Мы не уцелевшие. Никто из нас не уцелел. Мы игральные кости. Нас швырнули в преисподнюю, и мы узнали, что человеческая жизнь ценится не дороже слепня, которого можно прихлопнуть. У личинок, что выводятся в экскрементах, было больше шансов выжить, чем у еврея, затянутого в машину Третьего рейха. Нацисты — это гении смерти. Когда война только началась, я еще ни разу не видел умирающего. Когда же она подходила к концу, я так привык к смерти, что даже просил ее забрать меня из этого ужасного мира. Я узнал, что нет ничего страшнее, чем то, когда смерть отказывается тебя забирать. Но смерть не исполняет желания каких-то там игральных костей. Они просто катятся, и какое число выпадет, решает слепой случай. Но кости ведь не способны чувствовать. Их просто бросают — и они падают в пропасть. Я могу рассказать тебе, как отыскать путь в пустоту. У меня есть карта, Джек. Все названия улиц залиты кровью, и все улицы вымощены черепами евреев. Ты ведь христианин, Джек, и чувствуешь, что здесь ты у себя дома. Я ненавижу твое лицо. Мне очень жаль. Я всегда его ненавидел и всегда буду его ненавидеть.

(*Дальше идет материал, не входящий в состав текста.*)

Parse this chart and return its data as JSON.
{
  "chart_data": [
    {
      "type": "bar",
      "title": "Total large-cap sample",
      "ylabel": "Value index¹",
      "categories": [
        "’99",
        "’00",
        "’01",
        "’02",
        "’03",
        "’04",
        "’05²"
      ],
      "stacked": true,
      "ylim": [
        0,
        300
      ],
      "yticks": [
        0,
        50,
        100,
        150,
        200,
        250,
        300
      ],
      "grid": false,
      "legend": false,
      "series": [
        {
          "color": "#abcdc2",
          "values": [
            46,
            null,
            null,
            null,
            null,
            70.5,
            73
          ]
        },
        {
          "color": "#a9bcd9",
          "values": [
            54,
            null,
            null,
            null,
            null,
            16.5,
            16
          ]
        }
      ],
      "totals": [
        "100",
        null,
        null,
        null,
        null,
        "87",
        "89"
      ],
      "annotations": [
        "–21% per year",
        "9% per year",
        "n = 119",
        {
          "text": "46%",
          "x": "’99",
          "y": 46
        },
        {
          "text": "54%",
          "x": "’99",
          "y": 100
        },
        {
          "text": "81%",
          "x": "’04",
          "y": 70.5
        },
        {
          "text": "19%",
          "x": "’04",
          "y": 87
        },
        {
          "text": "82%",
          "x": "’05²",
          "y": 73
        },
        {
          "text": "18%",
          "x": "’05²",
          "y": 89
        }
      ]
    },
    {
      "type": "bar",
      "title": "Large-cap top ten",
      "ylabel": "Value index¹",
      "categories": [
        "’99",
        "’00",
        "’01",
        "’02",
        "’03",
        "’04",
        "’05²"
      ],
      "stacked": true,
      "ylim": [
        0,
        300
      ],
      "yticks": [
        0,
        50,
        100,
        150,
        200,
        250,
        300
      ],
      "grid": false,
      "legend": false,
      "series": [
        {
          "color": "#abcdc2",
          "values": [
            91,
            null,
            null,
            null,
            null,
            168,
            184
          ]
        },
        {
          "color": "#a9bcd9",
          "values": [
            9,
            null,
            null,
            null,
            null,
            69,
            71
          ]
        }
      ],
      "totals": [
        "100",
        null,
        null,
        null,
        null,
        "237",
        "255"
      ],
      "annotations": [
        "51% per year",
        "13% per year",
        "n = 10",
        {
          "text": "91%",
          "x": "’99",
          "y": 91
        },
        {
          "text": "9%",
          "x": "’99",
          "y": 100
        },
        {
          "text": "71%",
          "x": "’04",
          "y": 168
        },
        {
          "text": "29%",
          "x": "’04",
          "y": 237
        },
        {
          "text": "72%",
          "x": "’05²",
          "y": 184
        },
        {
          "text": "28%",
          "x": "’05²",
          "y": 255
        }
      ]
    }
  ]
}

Убийство евреев, облавы, неописуемая жестокость, все невероятное, ставшее обычным делом. Холокост от начала и до конца было христианским изобретением. А иногда — чисто католическим. Все началось с одного наблюдательного еврея, Христа. Этот самый еврейский Христос спокойно смотрел, как во имя Его убивают миллионы Его братьев и сестер. И вот последователи этого Христа, обрезанного, досконально соблюдавшего все еврейские законы, охотились на евреев, словно те были микробами, паразитами. Даже плач наших детей не мог тронуть христианское сердце. Плач наших младенцев приводил в ярость немецких солдат. Младенцы. Такую распущенность рейх расценивал как личное оскорбление. И можно сказать, что им еще очень везло, если они сразу попадали в газовую камеру.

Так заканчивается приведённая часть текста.